Other companies bought by Protocol include Tektra, which is involved in information technology partnerships with colleges, and Step Direct, which provides food and retail training.

London-based IPS Education was founded in 1993. It has 500 to 550 FE lecturers in London classrooms each week and was one of the first supply businesses to source teachers from overseas, especially Australia, Canada and South Africa.

Protocol Associates already owns Nottngham-based lecturer supply agency ELS and paid pound;74.3m for the skills and education arms of the Spring Group in December.

NATFHE, the lecturers union, is concerned that increasing numbers of colleges could find themselves in “unhealthy” business relationships, effectively competing for training with the same company which provides a proportion of their lecturers.

“We would hope that colleges would get round this problem by bringing lecturers who are currently employed by agencies under the direct control of the college they work in.

“This would seem to be the best way of dealing with the situation and, in any case, would seem to be good employment practice,” said general secretary Paul Mackney.
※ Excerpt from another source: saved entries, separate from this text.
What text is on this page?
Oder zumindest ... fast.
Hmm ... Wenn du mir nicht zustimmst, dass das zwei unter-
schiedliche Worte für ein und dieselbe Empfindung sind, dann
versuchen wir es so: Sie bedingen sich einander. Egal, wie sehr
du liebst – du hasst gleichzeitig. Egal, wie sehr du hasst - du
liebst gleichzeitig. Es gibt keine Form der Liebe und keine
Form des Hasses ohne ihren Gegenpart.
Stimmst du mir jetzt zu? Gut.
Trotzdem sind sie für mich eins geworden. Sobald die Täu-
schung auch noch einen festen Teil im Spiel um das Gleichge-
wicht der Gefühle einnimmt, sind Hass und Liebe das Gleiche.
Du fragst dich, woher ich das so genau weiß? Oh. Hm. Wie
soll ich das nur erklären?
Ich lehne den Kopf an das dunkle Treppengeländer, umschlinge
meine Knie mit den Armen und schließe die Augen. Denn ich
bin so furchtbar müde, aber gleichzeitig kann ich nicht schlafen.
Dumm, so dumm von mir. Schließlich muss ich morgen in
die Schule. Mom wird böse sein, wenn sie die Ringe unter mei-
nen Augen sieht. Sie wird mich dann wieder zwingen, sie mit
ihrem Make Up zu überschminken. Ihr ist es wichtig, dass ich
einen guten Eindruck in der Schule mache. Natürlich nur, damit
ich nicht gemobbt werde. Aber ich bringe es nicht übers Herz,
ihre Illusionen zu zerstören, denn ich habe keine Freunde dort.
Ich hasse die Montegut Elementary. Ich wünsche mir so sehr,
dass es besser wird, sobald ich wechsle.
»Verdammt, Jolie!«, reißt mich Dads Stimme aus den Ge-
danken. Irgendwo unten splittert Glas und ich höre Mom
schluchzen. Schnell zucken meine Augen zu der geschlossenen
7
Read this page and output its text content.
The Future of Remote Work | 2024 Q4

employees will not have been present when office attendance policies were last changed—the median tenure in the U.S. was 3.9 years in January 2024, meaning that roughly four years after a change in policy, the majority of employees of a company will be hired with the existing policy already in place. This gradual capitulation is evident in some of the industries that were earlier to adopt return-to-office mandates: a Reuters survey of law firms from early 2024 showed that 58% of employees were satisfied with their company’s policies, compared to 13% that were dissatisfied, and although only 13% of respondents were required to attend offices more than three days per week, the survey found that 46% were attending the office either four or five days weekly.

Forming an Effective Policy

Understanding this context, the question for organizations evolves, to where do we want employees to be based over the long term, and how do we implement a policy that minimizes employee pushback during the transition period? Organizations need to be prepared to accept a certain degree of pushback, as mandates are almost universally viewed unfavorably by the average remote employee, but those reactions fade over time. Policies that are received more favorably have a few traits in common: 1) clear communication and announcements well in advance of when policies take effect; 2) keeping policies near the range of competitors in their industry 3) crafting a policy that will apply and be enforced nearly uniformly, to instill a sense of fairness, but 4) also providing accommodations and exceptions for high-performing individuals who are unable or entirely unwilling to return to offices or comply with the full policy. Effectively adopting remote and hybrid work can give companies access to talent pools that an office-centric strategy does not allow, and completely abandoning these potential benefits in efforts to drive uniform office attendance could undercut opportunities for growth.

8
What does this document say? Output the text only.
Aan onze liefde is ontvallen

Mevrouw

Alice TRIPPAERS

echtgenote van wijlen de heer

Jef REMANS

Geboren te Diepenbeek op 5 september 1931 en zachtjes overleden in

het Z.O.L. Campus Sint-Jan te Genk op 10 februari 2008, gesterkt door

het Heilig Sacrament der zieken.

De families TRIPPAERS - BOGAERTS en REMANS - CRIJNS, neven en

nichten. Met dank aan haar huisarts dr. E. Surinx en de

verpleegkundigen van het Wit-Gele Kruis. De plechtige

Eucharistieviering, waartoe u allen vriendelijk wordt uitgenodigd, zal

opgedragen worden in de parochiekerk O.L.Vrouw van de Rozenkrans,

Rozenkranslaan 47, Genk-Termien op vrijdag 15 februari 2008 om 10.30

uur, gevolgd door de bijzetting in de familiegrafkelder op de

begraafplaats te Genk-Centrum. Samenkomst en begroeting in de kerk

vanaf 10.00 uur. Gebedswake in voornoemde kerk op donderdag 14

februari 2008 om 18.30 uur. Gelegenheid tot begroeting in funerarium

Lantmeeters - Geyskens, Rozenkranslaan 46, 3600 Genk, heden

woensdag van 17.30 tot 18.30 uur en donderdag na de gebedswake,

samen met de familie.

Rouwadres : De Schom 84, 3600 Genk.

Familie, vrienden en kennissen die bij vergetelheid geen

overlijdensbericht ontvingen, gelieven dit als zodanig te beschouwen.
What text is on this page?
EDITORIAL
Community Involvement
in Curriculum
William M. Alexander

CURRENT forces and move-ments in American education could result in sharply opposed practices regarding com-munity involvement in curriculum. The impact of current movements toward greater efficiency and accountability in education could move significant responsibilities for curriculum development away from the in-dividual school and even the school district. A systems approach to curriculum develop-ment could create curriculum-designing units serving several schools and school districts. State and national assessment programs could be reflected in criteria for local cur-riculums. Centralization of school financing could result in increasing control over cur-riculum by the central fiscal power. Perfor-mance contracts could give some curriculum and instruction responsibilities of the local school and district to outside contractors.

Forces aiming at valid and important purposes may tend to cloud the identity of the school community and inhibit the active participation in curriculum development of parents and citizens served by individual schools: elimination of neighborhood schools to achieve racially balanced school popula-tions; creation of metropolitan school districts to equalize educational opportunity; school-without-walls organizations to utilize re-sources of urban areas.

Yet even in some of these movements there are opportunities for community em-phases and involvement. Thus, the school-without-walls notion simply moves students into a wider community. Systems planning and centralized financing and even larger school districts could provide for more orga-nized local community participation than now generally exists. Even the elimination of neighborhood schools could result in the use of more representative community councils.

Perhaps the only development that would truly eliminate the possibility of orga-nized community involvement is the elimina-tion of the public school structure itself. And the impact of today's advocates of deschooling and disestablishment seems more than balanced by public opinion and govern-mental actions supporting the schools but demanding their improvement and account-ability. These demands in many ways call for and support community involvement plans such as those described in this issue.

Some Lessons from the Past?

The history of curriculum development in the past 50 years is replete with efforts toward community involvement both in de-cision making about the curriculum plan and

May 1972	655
Geoff Lennox, Protocol’s chief executive, says the union’s concern shows a lack of understanding about the marketplace.

“I understand NATFHE’s position,” he said, “and we don’t agree with it. We have relationships with 200-odd colleges and they are perfectly capable of deciding who they have relationships with.”

Spring Education supplies around 1,800 teachers to schools in London and the West. Spring Skills provides vocational training, mainly in information technology and administration, throughout the UK.

Protocol wants to take advantage of the new climate under the Learning and Skills Council, and the increasing opportunities for companies to compete with colleges to provide vocational training in a market worth pound;5 billion a year.